PENNE. L'attenzione sulla sanità vestina continua a rimanere elevata su un doppio focus di protesta: quello riguardante il personale medico e non medico addetto alla commissione invalidi civili di Penne e quello sul futuro del punto nascite dell'ospedale San Massimo.
Sulla commissione invalidi civili anche il sindacato Fials insorge contro il manager D'Amario per sapere cosa è stato fatto «per accertare il funzionamento della commissione e individuare eventuali carenze.

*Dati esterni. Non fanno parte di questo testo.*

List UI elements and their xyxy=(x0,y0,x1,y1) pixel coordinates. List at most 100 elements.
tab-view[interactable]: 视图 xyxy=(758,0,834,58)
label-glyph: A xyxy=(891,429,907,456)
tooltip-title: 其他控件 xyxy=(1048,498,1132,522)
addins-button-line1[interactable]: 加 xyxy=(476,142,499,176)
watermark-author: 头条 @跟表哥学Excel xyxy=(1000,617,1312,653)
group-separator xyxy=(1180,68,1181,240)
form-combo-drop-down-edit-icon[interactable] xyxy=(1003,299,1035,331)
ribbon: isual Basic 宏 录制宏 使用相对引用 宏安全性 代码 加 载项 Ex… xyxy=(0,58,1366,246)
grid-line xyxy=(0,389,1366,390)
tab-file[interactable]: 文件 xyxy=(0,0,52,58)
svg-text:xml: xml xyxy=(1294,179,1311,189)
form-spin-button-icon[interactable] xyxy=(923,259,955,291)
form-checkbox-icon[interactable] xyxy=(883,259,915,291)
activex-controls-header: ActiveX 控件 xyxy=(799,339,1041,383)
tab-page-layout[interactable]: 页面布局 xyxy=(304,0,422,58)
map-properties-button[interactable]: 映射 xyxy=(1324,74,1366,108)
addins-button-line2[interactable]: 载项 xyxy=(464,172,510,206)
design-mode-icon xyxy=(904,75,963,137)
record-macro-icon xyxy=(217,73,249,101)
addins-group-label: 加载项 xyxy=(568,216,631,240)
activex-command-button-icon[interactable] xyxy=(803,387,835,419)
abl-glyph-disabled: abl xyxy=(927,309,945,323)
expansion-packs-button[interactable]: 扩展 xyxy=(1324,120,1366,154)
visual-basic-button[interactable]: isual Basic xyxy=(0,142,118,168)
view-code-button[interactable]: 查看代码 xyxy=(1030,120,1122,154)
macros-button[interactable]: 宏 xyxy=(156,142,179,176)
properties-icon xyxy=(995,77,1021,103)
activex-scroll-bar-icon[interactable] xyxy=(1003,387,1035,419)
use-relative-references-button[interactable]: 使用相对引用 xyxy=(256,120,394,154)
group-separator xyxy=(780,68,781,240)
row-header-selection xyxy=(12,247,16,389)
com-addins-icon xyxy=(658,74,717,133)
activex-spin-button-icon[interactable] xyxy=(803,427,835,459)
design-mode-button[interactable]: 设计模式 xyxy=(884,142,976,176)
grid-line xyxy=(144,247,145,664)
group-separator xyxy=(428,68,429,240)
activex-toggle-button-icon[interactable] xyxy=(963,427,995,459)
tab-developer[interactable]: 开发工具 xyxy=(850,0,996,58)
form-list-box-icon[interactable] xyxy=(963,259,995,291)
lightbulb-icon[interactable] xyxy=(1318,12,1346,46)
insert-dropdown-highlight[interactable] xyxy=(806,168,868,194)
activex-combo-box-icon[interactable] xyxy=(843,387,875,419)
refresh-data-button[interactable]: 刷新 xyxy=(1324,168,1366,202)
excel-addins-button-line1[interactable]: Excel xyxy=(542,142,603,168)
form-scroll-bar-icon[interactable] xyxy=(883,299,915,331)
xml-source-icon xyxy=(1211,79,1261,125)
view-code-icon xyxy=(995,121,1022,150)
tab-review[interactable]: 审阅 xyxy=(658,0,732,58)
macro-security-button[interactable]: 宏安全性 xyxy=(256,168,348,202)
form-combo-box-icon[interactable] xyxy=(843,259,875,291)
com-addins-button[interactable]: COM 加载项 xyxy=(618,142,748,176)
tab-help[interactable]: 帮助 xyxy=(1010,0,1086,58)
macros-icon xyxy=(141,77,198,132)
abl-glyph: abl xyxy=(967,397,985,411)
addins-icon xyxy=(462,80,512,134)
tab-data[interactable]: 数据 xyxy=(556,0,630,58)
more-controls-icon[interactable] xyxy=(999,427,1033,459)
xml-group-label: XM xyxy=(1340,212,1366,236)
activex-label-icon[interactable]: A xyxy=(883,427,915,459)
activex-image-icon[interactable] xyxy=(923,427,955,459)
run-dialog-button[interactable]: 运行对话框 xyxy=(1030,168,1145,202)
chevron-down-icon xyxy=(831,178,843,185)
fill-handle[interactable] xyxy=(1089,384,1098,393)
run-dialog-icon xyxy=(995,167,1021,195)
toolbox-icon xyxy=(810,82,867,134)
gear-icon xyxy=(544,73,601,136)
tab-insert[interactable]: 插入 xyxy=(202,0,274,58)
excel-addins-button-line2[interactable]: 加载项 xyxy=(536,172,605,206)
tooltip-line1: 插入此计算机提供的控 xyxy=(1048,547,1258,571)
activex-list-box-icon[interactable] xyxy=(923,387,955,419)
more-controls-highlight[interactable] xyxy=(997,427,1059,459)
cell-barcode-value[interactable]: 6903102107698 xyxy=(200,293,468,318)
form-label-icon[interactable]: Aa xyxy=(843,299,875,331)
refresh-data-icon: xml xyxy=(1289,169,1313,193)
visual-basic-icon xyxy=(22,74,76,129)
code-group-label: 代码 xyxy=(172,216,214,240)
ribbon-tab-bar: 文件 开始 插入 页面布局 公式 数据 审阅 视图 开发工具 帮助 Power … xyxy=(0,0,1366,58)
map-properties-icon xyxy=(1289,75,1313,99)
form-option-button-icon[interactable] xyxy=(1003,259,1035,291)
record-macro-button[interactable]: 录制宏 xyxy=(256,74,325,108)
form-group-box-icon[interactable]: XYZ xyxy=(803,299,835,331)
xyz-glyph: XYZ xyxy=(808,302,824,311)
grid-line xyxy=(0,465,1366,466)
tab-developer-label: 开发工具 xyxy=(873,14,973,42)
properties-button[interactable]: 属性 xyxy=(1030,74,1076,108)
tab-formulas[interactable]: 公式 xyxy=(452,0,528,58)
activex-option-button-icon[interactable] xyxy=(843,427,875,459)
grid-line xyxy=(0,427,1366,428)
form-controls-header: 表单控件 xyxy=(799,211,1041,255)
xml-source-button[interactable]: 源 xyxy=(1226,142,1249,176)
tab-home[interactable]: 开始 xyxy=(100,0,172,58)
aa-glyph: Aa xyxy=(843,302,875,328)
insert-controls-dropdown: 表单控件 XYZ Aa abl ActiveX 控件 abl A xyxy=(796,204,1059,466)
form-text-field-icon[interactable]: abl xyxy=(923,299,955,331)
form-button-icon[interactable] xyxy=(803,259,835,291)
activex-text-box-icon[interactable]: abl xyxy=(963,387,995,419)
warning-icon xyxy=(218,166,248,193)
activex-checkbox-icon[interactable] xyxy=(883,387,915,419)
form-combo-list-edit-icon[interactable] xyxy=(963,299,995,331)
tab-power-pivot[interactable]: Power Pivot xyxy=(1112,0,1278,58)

In particolare», afferma la Fials, «intendiamo capire come e quando abbia verificato che la turnazione tra i professionisti già incaricati dall'azienda garantisce un iter corretto delle istanze e, inoltre, sapere perché le sedute della commissione sono state ridotte da quattro a tre. A noi risulta che tutti i disagi e le carenze non siano imputabili ai componenti della commissione», sottolinea il segretario Fials, Gabriele Pasqualone.
Il comitato per la sanità vestina, intanto, continua la battaglia in difesa del punto nascite, sempre più a rischio chiusura. «Chiediamo a consiglieri e assessori regionali di fare ostruzionismo per scongiurare la chiusura del reparto. L'area vestina verrebbe penalizzata in maniera troppo pesante» dice il portavoce del movimento, Gabriele Frisa, « in considerazione delle gravi carenze viarie che da anni limitano un rapido collegamento con la costa pescarese». (f.bel.)